“Not so, my child. Believe me, that nothing but duty would have ever driven me to this avowal. You are now at woman’s legal age. You have a guardian, in whose hands your father, at his death, left, for your benefit, some property; and this person now desires to settle the estate, and transfer to you what remains.”
Bewildered, like one awakening from a dream, Fanny listened to this strange announcement. And it was some time before she really comprehended her true position.
“Not your child—a guardian—property!—What does it all mean? Am I really awake, mother?”
“Yes, dear, you are awake. It is no dream, believe me,” was the tender reply of Mrs. Claire. “But, remember, that all this does not diminish our love for you—does not remove you in the least from our affections. You are still our child, bound to us by a thousand intertwining chords.”
But little more passed between them at this interview. Fanny asked for no more particulars, and Mrs. Claire did not think it necessary to give any further information. Fanny soon retired to her own chamber, there to commune with her thoughts, and to seek, in tears, relief to her oppressed feelings.

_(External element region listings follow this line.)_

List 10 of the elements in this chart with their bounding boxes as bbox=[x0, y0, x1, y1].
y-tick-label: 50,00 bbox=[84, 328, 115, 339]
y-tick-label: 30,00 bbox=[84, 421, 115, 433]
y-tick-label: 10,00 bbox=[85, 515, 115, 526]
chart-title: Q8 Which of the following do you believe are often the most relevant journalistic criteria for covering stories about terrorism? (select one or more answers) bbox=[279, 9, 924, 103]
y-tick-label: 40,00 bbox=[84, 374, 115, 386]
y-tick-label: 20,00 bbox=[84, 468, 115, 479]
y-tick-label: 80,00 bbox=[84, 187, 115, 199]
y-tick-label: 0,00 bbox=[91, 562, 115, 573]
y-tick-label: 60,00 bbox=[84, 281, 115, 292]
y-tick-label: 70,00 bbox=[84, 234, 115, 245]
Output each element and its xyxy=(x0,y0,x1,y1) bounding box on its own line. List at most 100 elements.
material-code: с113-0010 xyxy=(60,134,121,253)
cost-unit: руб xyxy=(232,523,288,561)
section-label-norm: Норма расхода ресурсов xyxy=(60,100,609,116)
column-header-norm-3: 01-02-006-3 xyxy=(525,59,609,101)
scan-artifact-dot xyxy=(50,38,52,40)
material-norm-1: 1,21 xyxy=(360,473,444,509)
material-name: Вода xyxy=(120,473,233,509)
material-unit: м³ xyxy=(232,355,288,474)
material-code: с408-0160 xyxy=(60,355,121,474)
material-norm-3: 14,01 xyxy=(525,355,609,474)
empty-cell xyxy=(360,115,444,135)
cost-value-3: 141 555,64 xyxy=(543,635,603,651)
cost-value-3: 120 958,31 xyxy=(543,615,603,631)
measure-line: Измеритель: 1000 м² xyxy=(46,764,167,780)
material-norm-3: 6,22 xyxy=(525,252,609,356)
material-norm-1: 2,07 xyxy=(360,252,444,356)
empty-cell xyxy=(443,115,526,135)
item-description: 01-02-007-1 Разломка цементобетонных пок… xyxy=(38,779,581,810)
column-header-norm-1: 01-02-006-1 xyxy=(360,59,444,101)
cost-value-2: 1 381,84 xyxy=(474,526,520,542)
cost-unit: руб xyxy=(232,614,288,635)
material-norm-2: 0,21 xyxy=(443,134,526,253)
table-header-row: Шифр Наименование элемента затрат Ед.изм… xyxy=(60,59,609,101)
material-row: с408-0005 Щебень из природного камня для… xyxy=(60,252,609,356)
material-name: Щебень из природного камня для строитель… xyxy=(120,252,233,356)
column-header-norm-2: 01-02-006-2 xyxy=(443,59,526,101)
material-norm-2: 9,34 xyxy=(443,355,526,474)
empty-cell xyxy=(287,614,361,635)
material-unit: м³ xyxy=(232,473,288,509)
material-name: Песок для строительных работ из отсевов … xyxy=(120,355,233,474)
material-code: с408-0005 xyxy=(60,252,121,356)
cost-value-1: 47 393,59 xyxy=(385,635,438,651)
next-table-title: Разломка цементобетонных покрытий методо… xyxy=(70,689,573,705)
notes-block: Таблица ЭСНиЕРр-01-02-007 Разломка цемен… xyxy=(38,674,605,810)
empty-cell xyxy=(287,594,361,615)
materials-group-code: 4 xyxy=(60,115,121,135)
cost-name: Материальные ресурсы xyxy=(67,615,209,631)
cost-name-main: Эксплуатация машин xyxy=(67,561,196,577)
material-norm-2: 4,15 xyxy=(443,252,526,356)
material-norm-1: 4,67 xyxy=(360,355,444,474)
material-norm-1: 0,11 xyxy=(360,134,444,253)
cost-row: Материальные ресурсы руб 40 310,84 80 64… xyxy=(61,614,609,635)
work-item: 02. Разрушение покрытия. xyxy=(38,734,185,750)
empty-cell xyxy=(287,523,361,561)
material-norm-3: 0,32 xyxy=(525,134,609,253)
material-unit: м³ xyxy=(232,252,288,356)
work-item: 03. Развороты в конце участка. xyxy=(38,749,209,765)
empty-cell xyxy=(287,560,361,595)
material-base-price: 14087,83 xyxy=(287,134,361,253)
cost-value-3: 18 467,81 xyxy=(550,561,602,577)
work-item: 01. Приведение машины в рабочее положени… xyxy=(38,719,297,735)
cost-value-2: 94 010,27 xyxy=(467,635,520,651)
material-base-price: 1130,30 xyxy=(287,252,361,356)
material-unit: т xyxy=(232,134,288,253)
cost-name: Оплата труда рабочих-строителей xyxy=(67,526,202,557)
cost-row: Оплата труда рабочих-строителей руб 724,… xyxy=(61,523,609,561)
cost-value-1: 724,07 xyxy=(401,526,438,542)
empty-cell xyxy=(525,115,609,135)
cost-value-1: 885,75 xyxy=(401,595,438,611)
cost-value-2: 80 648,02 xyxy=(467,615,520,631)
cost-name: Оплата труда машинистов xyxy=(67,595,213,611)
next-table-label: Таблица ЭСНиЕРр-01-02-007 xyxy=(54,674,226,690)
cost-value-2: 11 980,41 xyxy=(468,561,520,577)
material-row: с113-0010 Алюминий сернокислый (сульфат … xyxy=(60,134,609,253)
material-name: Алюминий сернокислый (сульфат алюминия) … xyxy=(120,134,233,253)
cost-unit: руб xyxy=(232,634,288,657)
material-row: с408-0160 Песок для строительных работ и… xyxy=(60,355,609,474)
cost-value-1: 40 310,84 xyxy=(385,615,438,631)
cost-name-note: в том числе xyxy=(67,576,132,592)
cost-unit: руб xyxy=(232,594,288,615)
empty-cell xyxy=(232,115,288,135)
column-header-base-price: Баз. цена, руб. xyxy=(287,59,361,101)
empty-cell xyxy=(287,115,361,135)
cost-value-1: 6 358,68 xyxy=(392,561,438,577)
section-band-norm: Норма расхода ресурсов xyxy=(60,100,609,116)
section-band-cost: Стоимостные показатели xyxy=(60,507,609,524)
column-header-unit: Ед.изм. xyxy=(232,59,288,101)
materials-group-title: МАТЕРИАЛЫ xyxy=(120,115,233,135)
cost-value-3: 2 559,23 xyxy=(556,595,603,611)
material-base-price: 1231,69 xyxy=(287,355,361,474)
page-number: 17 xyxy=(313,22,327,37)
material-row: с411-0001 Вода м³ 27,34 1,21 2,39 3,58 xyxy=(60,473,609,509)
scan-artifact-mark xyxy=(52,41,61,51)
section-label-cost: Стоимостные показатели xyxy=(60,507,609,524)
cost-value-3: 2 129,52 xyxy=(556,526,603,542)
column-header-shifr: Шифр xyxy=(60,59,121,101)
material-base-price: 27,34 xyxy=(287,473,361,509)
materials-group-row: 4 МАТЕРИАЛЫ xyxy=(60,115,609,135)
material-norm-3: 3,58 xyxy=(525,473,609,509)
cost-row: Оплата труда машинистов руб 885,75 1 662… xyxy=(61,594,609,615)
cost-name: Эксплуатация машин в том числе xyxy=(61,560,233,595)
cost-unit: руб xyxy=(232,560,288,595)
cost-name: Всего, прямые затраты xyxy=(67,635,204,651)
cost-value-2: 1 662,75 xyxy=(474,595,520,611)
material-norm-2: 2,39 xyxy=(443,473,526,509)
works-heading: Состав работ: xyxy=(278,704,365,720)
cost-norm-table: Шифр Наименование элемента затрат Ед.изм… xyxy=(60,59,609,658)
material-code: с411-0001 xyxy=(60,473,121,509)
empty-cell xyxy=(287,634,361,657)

The meeting of Claire with Fanny, on his return home, was affecting. She met him with a quivering lip and moistened eyes, and, as she laid her cheek against his breast, murmured in a sad, yet deeply affectionate voice—
“My father!”
“My own dear child!” quickly replied Claire, with emotion.
And then both stood for some time silent. Leading her to a seat, Claire said tenderly—
“I have always loved you truly, and now you are dearer to me than ever.”
“My more than father,” was her simple response.
“My own dear child!” said Mr. Claire, kissing her fondly. “We have ever blessed the day on which you came to us from God.”
Words would only have mocked their feelings, and so but few words passed between them, yet how full of thoughts crowding upon thoughts were their minds—how over-excited their hearts with new emotions of love.
After the younger members of the family had retired on that evening, Mr. and Mrs. Claire and Fanny were alone together. All three were in a calmer state of mind. Fanny listened with deep attention, her hand shading her countenance so as to conceal its varying expression, to a brief history of her parentage. Of things subsequent to the time of her entrance into her present home, but little was said. There was an instinctive delicacy on the part of Claire and his wife, now that Fanny was about coming into the possession of property, which kept back all allusion to the sacrifices they had made, and the pain they had suffered on her account, in their contentions with her guardian. In fact, this matter of property produced with them a feeling of embarrassment. They had no mercenary thoughts in regard to it—had no wish to profit by their intimate and peculiar relation.